Marina di Chioggia pumpkins are Italian pumpkins with an intense flavor and a beautiful greenish-yellow color. They’re usually found in Italy, Spain, France, and Germany.

19. Valenciano Lumina Pumpkins

Valencianos lumina pumpkins are Spanish pumpkins that are known for their bright colors. They’re typically red, white, or yellow.

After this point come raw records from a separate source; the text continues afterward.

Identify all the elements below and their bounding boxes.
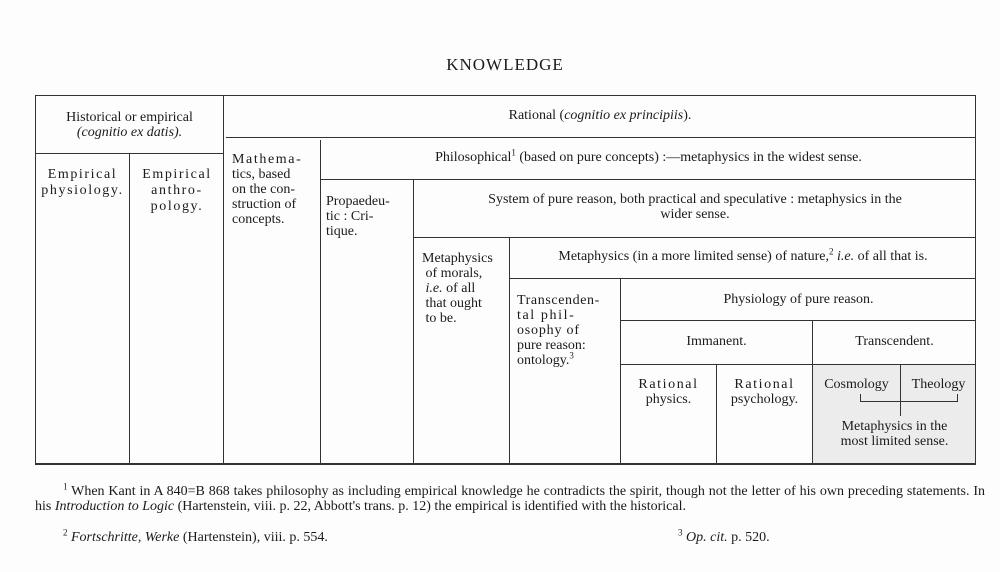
rational-physics-cell: Rational physics. [638, 377, 699, 407]
historical-header: Historical or empirical (cognitio ex dati… [66, 110, 193, 140]
footnote-2: 2 Fortschritte, Werke (Hartenstein), vii… [63, 527, 328, 545]
footnote-3: 3 Op. cit. p. 520. [678, 527, 770, 545]
rational-psychology-cell: Rational psychology. [730, 377, 799, 407]
shaded-cell [813, 365, 975, 463]
page-title: KNOWLEDGE [446, 55, 564, 74]
metaphysics-of-nature-header: Metaphysics (in a more limited sense) of… [558, 246, 928, 264]
propaedeutic-cell: Propaedeu-tic : Cri-tique. [326, 194, 390, 239]
transcendent-header: Transcendent. [855, 334, 934, 349]
empirical-physiology-cell: Empirical physiology. [41, 167, 124, 198]
system-header: System of pure reason, both practical an… [488, 192, 902, 222]
rational-header: Rational (cognitio ex principiis). [508, 108, 692, 123]
theology-cell: Theology [911, 377, 966, 392]
cosmology-cell: Cosmology [824, 377, 889, 392]
mathematics-cell: Mathema-tics, based on the con-struction … [232, 152, 303, 227]
empirical-anthropology-cell: Empirical anthro-pology. [142, 167, 212, 214]
immanent-header: Immanent. [686, 334, 747, 349]
philosophical-header: Philosophical1 (based on pure concepts) … [435, 147, 862, 165]
metaphysics-limited-cell: Metaphysics in the most limited sense. [840, 419, 949, 449]
physiology-header: Physiology of pure reason. [723, 292, 874, 307]
footnote-1: 1 When Kant in A 840=B 868 takes philoso… [35, 481, 985, 514]
metaphysics-of-morals-cell: Metaphysics of morals, i.e. of all that … [422, 251, 493, 326]
transcendental-philosophy-cell: Transcenden-tal phil-osophy of pure reaso… [517, 293, 600, 368]
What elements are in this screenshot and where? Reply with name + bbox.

Common Ways to Use Pumpkins

Different Types of Pumpkins

1. Pumpkin Seeds

Pumpkin seeds are edible seeds that grow inside pumpkins. They contain high amounts of protein, fiber, and minerals. They’re best eaten after being roasted or boiled.

2. Pumpkin Seed Oil

Pumpkin seed oil is extracted from the seeds of various types of pumpkins. It contains healthy fats such as omega-3 fatty acids. It’s commonly used in cooking and baking.

3. Pumpkin Puree

Pumpkin puree is made from fresh pumpkin muffins. You can make pies, bread, cakes, cookies, desserts, and snacks.

4. Pumpkin Cake Mix

Pumpkin cake mix is a popular product that includes flour, sugar, eggs, and spices. It’s easy to make, and it tastes delicious!

5. Pumpkin Muffin Mix

Pumpkin muffin mix is another popular product that includes flour, sugar, eggs, and spices. It’s also straightforward to make.

Conclusion

Pumpkin is a versatile vegetable that you can use in lots of ways. It’s available year-round, so there’s no need to wait until fall to enjoy this tasty fruit, especially if you live near a farm stand or farmer’s market. If you don’t want to buy your pumpkins, you can always find them at your local grocery store.